A good Great War ‘Western Front’ M.C. and Bar group of four awarded to Captain J. A. Lea, 9th Battalion, Royal Fusiliers, formerly 1st Rhodesia Regiment

Military Cross, G.V.R., with Second Award Bar, unnamed as issued; 1914-15 Star (L/Cpl J. A. Lea, 1st Rhodn. Rgt.); British War and Victory Medals (Capt. J. A. Lea) generally very fine and better (4) £1200-1500

M.C. London Gazette 26 July 1918.

‘For conspicuous gallantry and devotion when in command of the reserve battalion. Under cover of an intense bombardment the enemy succeeded in piercing part of a line, and he was ordered to recapture the position. He led his company forward under heavy machine-gun fire, and succeeded in retaking the ground which had been temporarily lost. Owing to mist, direction was difficult to keep, and in order to avoid his company losing direction he kept about twenty yards ahead of his men, thus exposing himself to additional danger. His courage and coolness were at all times admirable.’

Bar to M.C.
London Gazette 4 October 1919.

‘For conspicuous gallantry near Epehy on 24 September 1918, when a strong party of the enemy entered our trenches. He immediately led a bombing attack and succeeded in driving the enemy back about 200 yards. It was not until the enemy was so strongly reinforced and he saw that further advance with his party of men was impossible that he consolidated his position. During these operations he was wounded, but refused to leave his men.’

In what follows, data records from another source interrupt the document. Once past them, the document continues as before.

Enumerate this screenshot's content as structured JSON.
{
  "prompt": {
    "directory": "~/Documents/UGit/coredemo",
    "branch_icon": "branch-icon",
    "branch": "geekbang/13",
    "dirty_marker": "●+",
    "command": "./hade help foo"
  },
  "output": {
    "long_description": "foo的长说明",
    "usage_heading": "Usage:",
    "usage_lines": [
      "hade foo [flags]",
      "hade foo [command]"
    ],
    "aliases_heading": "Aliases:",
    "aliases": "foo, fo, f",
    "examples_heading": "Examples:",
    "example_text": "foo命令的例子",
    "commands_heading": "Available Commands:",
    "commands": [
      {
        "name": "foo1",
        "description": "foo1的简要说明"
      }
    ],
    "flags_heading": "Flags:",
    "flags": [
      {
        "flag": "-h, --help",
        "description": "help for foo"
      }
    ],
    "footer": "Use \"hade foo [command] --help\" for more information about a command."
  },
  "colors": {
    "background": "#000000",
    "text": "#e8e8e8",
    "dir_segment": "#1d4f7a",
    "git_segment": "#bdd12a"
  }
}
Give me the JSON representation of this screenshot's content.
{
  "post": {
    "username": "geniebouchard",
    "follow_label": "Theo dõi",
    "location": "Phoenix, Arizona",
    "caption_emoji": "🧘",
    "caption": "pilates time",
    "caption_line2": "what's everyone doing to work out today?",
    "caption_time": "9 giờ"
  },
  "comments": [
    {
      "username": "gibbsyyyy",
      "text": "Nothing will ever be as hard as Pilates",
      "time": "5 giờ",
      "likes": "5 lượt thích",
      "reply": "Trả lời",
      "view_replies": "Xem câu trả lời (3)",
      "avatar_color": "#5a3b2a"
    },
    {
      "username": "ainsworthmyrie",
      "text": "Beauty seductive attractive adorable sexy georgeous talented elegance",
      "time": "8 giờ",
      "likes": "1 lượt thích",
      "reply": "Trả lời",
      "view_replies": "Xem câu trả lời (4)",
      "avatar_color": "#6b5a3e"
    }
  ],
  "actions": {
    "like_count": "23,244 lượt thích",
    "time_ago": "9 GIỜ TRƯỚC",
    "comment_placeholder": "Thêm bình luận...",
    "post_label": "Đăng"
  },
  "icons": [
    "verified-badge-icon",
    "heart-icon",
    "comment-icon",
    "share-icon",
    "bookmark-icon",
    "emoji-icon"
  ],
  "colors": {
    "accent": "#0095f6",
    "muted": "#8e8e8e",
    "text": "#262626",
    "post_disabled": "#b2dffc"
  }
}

John Arthur Lea was born on 24 May 1885. He resided at Shamva Mine, South Africa and enlisted into the 1st Rhodesia Regiment on 15 November 1914, with whom he served in South West Africa from 23 October 1914 to 13 July 1915. Subsequently commissioned into the Royal Fusiliers, he saw service on the Western Front, where he gained the award of the M.C. and bar and was wounded in action, before returning to Cape Town, South Africa in June 1920.